How Can You Save on Auto Insurance
For many struggling to get back on their financial feet in the aftermath of COVID-19, owning a car will become tougher. According to AAA, the average annual cost of vehicle ownership in 2019 was $9,282, or $773.50 a month. One way to cut costs is to lower your insurance.
Choose a Different Insurance Plan
In addition to high unemployment rates that may take months or years to turn around, remote working may also be adopted by many companies. That means fewer drivers commuting to an office. If you’re unemployed or want to continue working remotely, you can negotiate a lower rate with your insurer. Alternatively, switch to a pay-per-mile insurance plan.
Shop Around for Lower Rates
As National Insurance Awareness Day approaches, now is a good time to review your insurance policies and compare insurance quotes. If you find a cheaper insurance rate, inform your insurer. To retain you as a client, they may be willing to meet or better the quote you’ve received.
Take a Defensive Driving Course
If bad driving habits like speeding continue, getting back on the road amidst COVID-19 can become more dangerous. More car crashes are likely to happen. With that comes a spike in insurance claims, followed by an increase in rates.
Continue to practice safe driving and don’t speed.

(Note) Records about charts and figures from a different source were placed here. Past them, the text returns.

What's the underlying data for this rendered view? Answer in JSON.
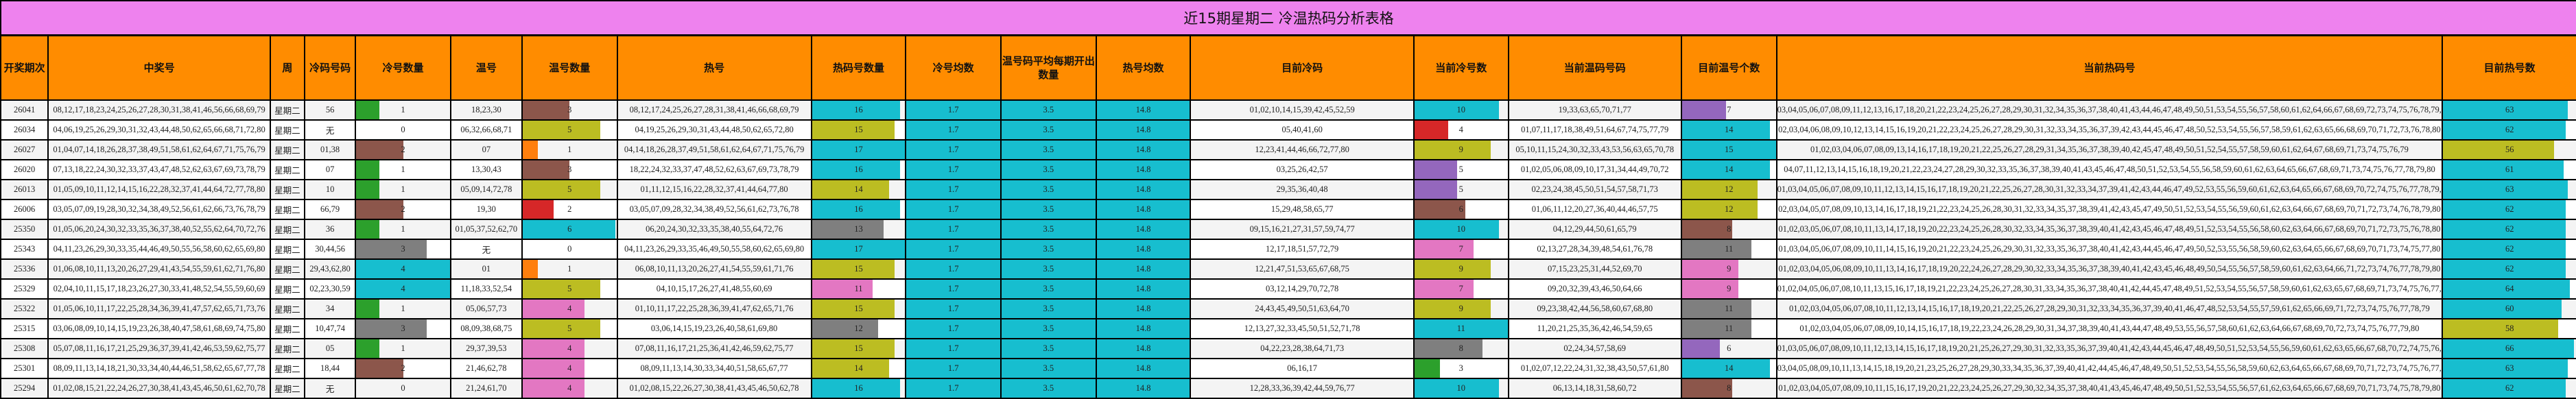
{
  "title": "近15期星期二 冷温热码分析表格",
  "colors": {
    "title_bg": "#ee82ee",
    "header_bg": "#ff8c00",
    "cyan": "#17becf",
    "olive": "#bcbd22",
    "brown": "#8c564b",
    "green": "#2ca02c",
    "orange": "#ff7f0e",
    "red": "#d62728",
    "gray": "#7f7f7f",
    "pink": "#e377c2",
    "purple": "#9467bd"
  },
  "headers": [
    "开奖期次",
    "中奖号",
    "周",
    "冷码号码",
    "冷号数量",
    "温号",
    "温号数量",
    "热号",
    "热码号数量",
    "冷号均数",
    "温号码平均每期开出数量",
    "热号均数",
    "目前冷码",
    "当前冷号数",
    "当前温码号码",
    "目前温号个数",
    "当前热码号",
    "目前热号数"
  ],
  "rows": [
    {
      "period": "26041",
      "numbers": "08,12,17,18,23,24,25,26,27,28,30,31,38,41,46,56,66,68,69,79",
      "week": "星期二",
      "cold": "56",
      "cold_count": "1",
      "warm": "18,23,30",
      "warm_count": "3",
      "hot": "08,12,17,24,25,26,27,28,31,38,41,46,66,68,69,79",
      "hot_count": "16",
      "cold_avg": "1.7",
      "warm_avg": "3.5",
      "hot_avg": "14.8",
      "cur_cold": "01,02,10,14,15,39,42,45,52,59",
      "cur_cold_count": "10",
      "cur_warm": "19,33,63,65,70,71,77",
      "cur_warm_count": "7",
      "cur_hot": "03,04,05,06,07,08,09,11,12,13,16,17,18,20,21,22,23,24,25,26,27,28,29,30,31,32,34,35,36,37,38,40,41,43,44,46,47,48,49,50,51,53,54,55,56,57,58,60,61,62,64,66,67,68,69,72,73,74,75,76,78,79,80",
      "cur_hot_count": "63"
    },
    {
      "period": "26034",
      "numbers": "04,06,19,25,26,29,30,31,32,43,44,48,50,62,65,66,68,71,72,80",
      "week": "星期二",
      "cold": "无",
      "cold_count": "0",
      "warm": "06,32,66,68,71",
      "warm_count": "5",
      "hot": "04,19,25,26,29,30,31,43,44,48,50,62,65,72,80",
      "hot_count": "15",
      "cold_avg": "1.7",
      "warm_avg": "3.5",
      "hot_avg": "14.8",
      "cur_cold": "05,40,41,60",
      "cur_cold_count": "4",
      "cur_warm": "01,07,11,17,18,38,49,51,64,67,74,75,77,79",
      "cur_warm_count": "14",
      "cur_hot": "02,03,04,06,08,09,10,12,13,14,15,16,19,20,21,22,23,24,25,26,27,28,29,30,31,32,33,34,35,36,37,39,42,43,44,45,46,47,48,50,52,53,54,55,56,57,58,59,61,62,63,65,66,68,69,70,71,72,73,76,78,80",
      "cur_hot_count": "62"
    },
    {
      "period": "26027",
      "numbers": "01,04,07,14,18,26,28,37,38,49,51,58,61,62,64,67,71,75,76,79",
      "week": "星期二",
      "cold": "01,38",
      "cold_count": "2",
      "warm": "07",
      "warm_count": "1",
      "hot": "04,14,18,26,28,37,49,51,58,61,62,64,67,71,75,76,79",
      "hot_count": "17",
      "cold_avg": "1.7",
      "warm_avg": "3.5",
      "hot_avg": "14.8",
      "cur_cold": "12,23,41,44,46,66,72,77,80",
      "cur_cold_count": "9",
      "cur_warm": "05,10,11,15,24,30,32,33,43,53,56,63,65,70,78",
      "cur_warm_count": "15",
      "cur_hot": "01,02,03,04,06,07,08,09,13,14,16,17,18,19,20,21,22,25,26,27,28,29,31,34,35,36,37,38,39,40,42,45,47,48,49,50,51,52,54,55,57,58,59,60,61,62,64,67,68,69,71,73,74,75,76,79",
      "cur_hot_count": "56"
    },
    {
      "period": "26020",
      "numbers": "07,13,18,22,24,30,32,33,37,43,47,48,52,62,63,67,69,73,78,79",
      "week": "星期二",
      "cold": "07",
      "cold_count": "1",
      "warm": "13,30,43",
      "warm_count": "3",
      "hot": "18,22,24,32,33,37,47,48,52,62,63,67,69,73,78,79",
      "hot_count": "16",
      "cold_avg": "1.7",
      "warm_avg": "3.5",
      "hot_avg": "14.8",
      "cur_cold": "03,25,26,42,57",
      "cur_cold_count": "5",
      "cur_warm": "01,02,05,06,08,09,10,17,31,34,44,49,70,72",
      "cur_warm_count": "14",
      "cur_hot": "04,07,11,12,13,14,15,16,18,19,20,21,22,23,24,27,28,29,30,32,33,35,36,37,38,39,40,41,43,45,46,47,48,50,51,52,53,54,55,56,58,59,60,61,62,63,64,65,66,67,68,69,71,73,74,75,76,77,78,79,80",
      "cur_hot_count": "61"
    },
    {
      "period": "26013",
      "numbers": "01,05,09,10,11,12,14,15,16,22,28,32,37,41,44,64,72,77,78,80",
      "week": "星期二",
      "cold": "10",
      "cold_count": "1",
      "warm": "05,09,14,72,78",
      "warm_count": "5",
      "hot": "01,11,12,15,16,22,28,32,37,41,44,64,77,80",
      "hot_count": "14",
      "cold_avg": "1.7",
      "warm_avg": "3.5",
      "hot_avg": "14.8",
      "cur_cold": "29,35,36,40,48",
      "cur_cold_count": "5",
      "cur_warm": "02,23,24,38,45,50,51,54,57,58,71,73",
      "cur_warm_count": "12",
      "cur_hot": "01,03,04,05,06,07,08,09,10,11,12,13,14,15,16,17,18,19,20,21,22,25,26,27,28,30,31,32,33,34,37,39,41,42,43,44,46,47,49,52,53,55,56,59,60,61,62,63,64,65,66,67,68,69,70,72,74,75,76,77,78,79,80",
      "cur_hot_count": "63"
    },
    {
      "period": "26006",
      "numbers": "03,05,07,09,19,28,30,32,34,38,49,52,56,61,62,66,73,76,78,79",
      "week": "星期二",
      "cold": "66,79",
      "cold_count": "2",
      "warm": "19,30",
      "warm_count": "2",
      "hot": "03,05,07,09,28,32,34,38,49,52,56,61,62,73,76,78",
      "hot_count": "16",
      "cold_avg": "1.7",
      "warm_avg": "3.5",
      "hot_avg": "14.8",
      "cur_cold": "15,29,48,58,65,77",
      "cur_cold_count": "6",
      "cur_warm": "01,06,11,12,20,27,36,40,44,46,57,75",
      "cur_warm_count": "12",
      "cur_hot": "02,03,04,05,07,08,09,10,13,14,16,17,18,19,21,22,23,24,25,26,28,30,31,32,33,34,35,37,38,39,41,42,43,45,47,49,50,51,52,53,54,55,56,59,60,61,62,63,64,66,67,68,69,70,71,72,73,74,76,78,79,80",
      "cur_hot_count": "62"
    },
    {
      "period": "25350",
      "numbers": "01,05,06,20,24,30,32,33,35,36,37,38,40,52,55,62,64,70,72,76",
      "week": "星期二",
      "cold": "36",
      "cold_count": "1",
      "warm": "01,05,37,52,62,70",
      "warm_count": "6",
      "hot": "06,20,24,30,32,33,35,38,40,55,64,72,76",
      "hot_count": "13",
      "cold_avg": "1.7",
      "warm_avg": "3.5",
      "hot_avg": "14.8",
      "cur_cold": "09,15,16,21,27,31,57,59,74,77",
      "cur_cold_count": "10",
      "cur_warm": "04,12,29,44,50,61,65,79",
      "cur_warm_count": "8",
      "cur_hot": "01,02,03,05,06,07,08,10,11,13,14,17,18,19,20,22,23,24,25,26,28,30,32,33,34,35,36,37,38,39,40,41,42,43,45,46,47,48,49,51,52,53,54,55,56,58,60,62,63,64,66,67,68,69,70,71,72,73,75,76,78,80",
      "cur_hot_count": "62"
    },
    {
      "period": "25343",
      "numbers": "04,11,23,26,29,30,33,35,44,46,49,50,55,56,58,60,62,65,69,80",
      "week": "星期二",
      "cold": "30,44,56",
      "cold_count": "3",
      "warm": "无",
      "warm_count": "0",
      "hot": "04,11,23,26,29,33,35,46,49,50,55,58,60,62,65,69,80",
      "hot_count": "17",
      "cold_avg": "1.7",
      "warm_avg": "3.5",
      "hot_avg": "14.8",
      "cur_cold": "12,17,18,51,57,72,79",
      "cur_cold_count": "7",
      "cur_warm": "02,13,27,28,34,39,48,54,61,76,78",
      "cur_warm_count": "11",
      "cur_hot": "01,03,04,05,06,07,08,09,10,11,14,15,16,19,20,21,22,23,24,25,26,29,30,31,32,33,35,36,37,38,40,41,42,43,44,45,46,47,49,50,52,53,55,56,58,59,60,62,63,64,65,66,67,68,69,70,71,73,74,75,77,80",
      "cur_hot_count": "62"
    },
    {
      "period": "25336",
      "numbers": "01,06,08,10,11,13,20,26,27,29,41,43,54,55,59,61,62,71,76,80",
      "week": "星期二",
      "cold": "29,43,62,80",
      "cold_count": "4",
      "warm": "01",
      "warm_count": "1",
      "hot": "06,08,10,11,13,20,26,27,41,54,55,59,61,71,76",
      "hot_count": "15",
      "cold_avg": "1.7",
      "warm_avg": "3.5",
      "hot_avg": "14.8",
      "cur_cold": "12,21,47,51,53,65,67,68,75",
      "cur_cold_count": "9",
      "cur_warm": "07,15,23,25,31,44,52,69,70",
      "cur_warm_count": "9",
      "cur_hot": "01,02,03,04,05,06,08,09,10,11,13,14,16,17,18,19,20,22,24,26,27,28,29,30,32,33,34,35,36,37,38,39,40,41,42,43,45,46,48,49,50,54,55,56,57,58,59,60,61,62,63,64,66,71,72,73,74,76,77,78,79,80",
      "cur_hot_count": "62"
    },
    {
      "period": "25329",
      "numbers": "02,04,10,11,15,17,18,23,26,27,30,33,41,48,52,54,55,59,60,69",
      "week": "星期二",
      "cold": "02,23,30,59",
      "cold_count": "4",
      "warm": "11,18,33,52,54",
      "warm_count": "5",
      "hot": "04,10,15,17,26,27,41,48,55,60,69",
      "hot_count": "11",
      "cold_avg": "1.7",
      "warm_avg": "3.5",
      "hot_avg": "14.8",
      "cur_cold": "03,12,14,29,70,72,78",
      "cur_cold_count": "7",
      "cur_warm": "09,20,32,39,43,46,50,64,66",
      "cur_warm_count": "9",
      "cur_hot": "01,02,04,05,06,07,08,10,11,13,15,16,17,18,19,21,22,23,24,25,26,27,28,30,31,33,34,35,36,37,38,40,41,42,44,45,47,48,49,51,52,53,54,55,56,57,58,59,60,61,62,63,65,67,68,69,71,73,74,75,76,77,79,80",
      "cur_hot_count": "64"
    },
    {
      "period": "25322",
      "numbers": "01,05,06,10,11,17,22,25,28,34,36,39,41,47,57,62,65,71,73,76",
      "week": "星期二",
      "cold": "34",
      "cold_count": "1",
      "warm": "05,06,57,73",
      "warm_count": "4",
      "hot": "01,10,11,17,22,25,28,36,39,41,47,62,65,71,76",
      "hot_count": "15",
      "cold_avg": "1.7",
      "warm_avg": "3.5",
      "hot_avg": "14.8",
      "cur_cold": "24,43,45,49,50,51,63,64,70",
      "cur_cold_count": "9",
      "cur_warm": "09,23,38,42,44,56,58,60,67,68,80",
      "cur_warm_count": "11",
      "cur_hot": "01,02,03,04,05,06,07,08,10,11,12,13,14,15,16,17,18,19,20,21,22,25,26,27,28,29,30,31,32,33,34,35,36,37,39,40,41,46,47,48,52,53,54,55,57,59,61,62,65,66,69,71,72,73,74,75,76,77,78,79",
      "cur_hot_count": "60"
    },
    {
      "period": "25315",
      "numbers": "03,06,08,09,10,14,15,19,23,26,38,40,47,58,61,68,69,74,75,80",
      "week": "星期二",
      "cold": "10,47,74",
      "cold_count": "3",
      "warm": "08,09,38,68,75",
      "warm_count": "5",
      "hot": "03,06,14,15,19,23,26,40,58,61,69,80",
      "hot_count": "12",
      "cold_avg": "1.7",
      "warm_avg": "3.5",
      "hot_avg": "14.8",
      "cur_cold": "12,13,27,32,33,45,50,51,52,71,78",
      "cur_cold_count": "11",
      "cur_warm": "11,20,21,25,35,36,42,46,54,59,65",
      "cur_warm_count": "11",
      "cur_hot": "01,02,03,04,05,06,07,08,09,10,14,15,16,17,18,19,22,23,24,26,28,29,30,31,34,37,38,39,40,41,43,44,47,48,49,53,55,56,57,58,60,61,62,63,64,66,67,68,69,70,72,73,74,75,76,77,79,80",
      "cur_hot_count": "58"
    },
    {
      "period": "25308",
      "numbers": "05,07,08,11,16,17,21,25,29,36,37,39,41,42,46,53,59,62,75,77",
      "week": "星期二",
      "cold": "05",
      "cold_count": "1",
      "warm": "29,37,39,53",
      "warm_count": "4",
      "hot": "07,08,11,16,17,21,25,36,41,42,46,59,62,75,77",
      "hot_count": "15",
      "cold_avg": "1.7",
      "warm_avg": "3.5",
      "hot_avg": "14.8",
      "cur_cold": "04,22,23,28,38,64,71,73",
      "cur_cold_count": "8",
      "cur_warm": "02,24,34,57,58,69",
      "cur_warm_count": "6",
      "cur_hot": "01,03,05,06,07,08,09,10,11,12,13,14,15,16,17,18,19,20,21,25,26,27,29,30,31,32,33,35,36,37,39,40,41,42,43,44,45,46,47,48,49,50,51,52,53,54,55,56,59,60,61,62,63,65,66,67,68,70,72,74,75,76,77,78,79,80",
      "cur_hot_count": "66"
    },
    {
      "period": "25301",
      "numbers": "08,09,11,13,14,18,21,30,33,34,40,44,46,51,58,62,65,67,77,78",
      "week": "星期二",
      "cold": "18,44",
      "cold_count": "2",
      "warm": "21,46,62,78",
      "warm_count": "4",
      "hot": "08,09,11,13,14,30,33,34,40,51,58,65,67,77",
      "hot_count": "14",
      "cold_avg": "1.7",
      "warm_avg": "3.5",
      "hot_avg": "14.8",
      "cur_cold": "06,16,17",
      "cur_cold_count": "3",
      "cur_warm": "01,02,07,12,22,24,31,32,38,43,50,57,61,80",
      "cur_warm_count": "14",
      "cur_hot": "03,04,05,08,09,10,11,13,14,15,18,19,20,21,23,25,26,27,28,29,30,33,34,35,36,37,39,40,41,42,44,45,46,47,48,49,50,51,52,53,54,55,56,58,59,60,62,63,64,65,66,67,68,69,70,71,72,73,74,75,76,77,78,79",
      "cur_hot_count": "63"
    },
    {
      "period": "25294",
      "numbers": "01,02,08,15,21,22,24,26,27,30,38,41,43,45,46,50,61,62,70,78",
      "week": "星期二",
      "cold": "无",
      "cold_count": "0",
      "warm": "21,24,61,70",
      "warm_count": "4",
      "hot": "01,02,08,15,22,26,27,30,38,41,43,45,46,50,62,78",
      "hot_count": "16",
      "cold_avg": "1.7",
      "warm_avg": "3.5",
      "hot_avg": "14.8",
      "cur_cold": "12,28,33,36,39,42,44,59,76,77",
      "cur_cold_count": "10",
      "cur_warm": "06,13,14,18,31,58,60,72",
      "cur_warm_count": "8",
      "cur_hot": "01,02,03,04,05,07,08,09,10,11,15,16,17,19,20,21,22,23,24,25,26,27,29,30,32,34,35,37,38,40,41,43,45,46,47,48,49,50,51,52,53,54,55,56,57,61,62,63,64,65,66,67,68,69,70,71,73,74,75,78,79,80",
      "cur_hot_count": "62"
    }
  ]
}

We advise taking a defensive driving course that can teach you techniques to mitigate collisions. Most insurance companies will lower your rate when you take a defensive driving course. Teens can also benefit from lower rates if they take a driver's ed course.
Reviewing your insurance policies annually is a good habit to develop. Always inform your insurer of a change in your circumstances, and don’t be afraid to negotiate rates.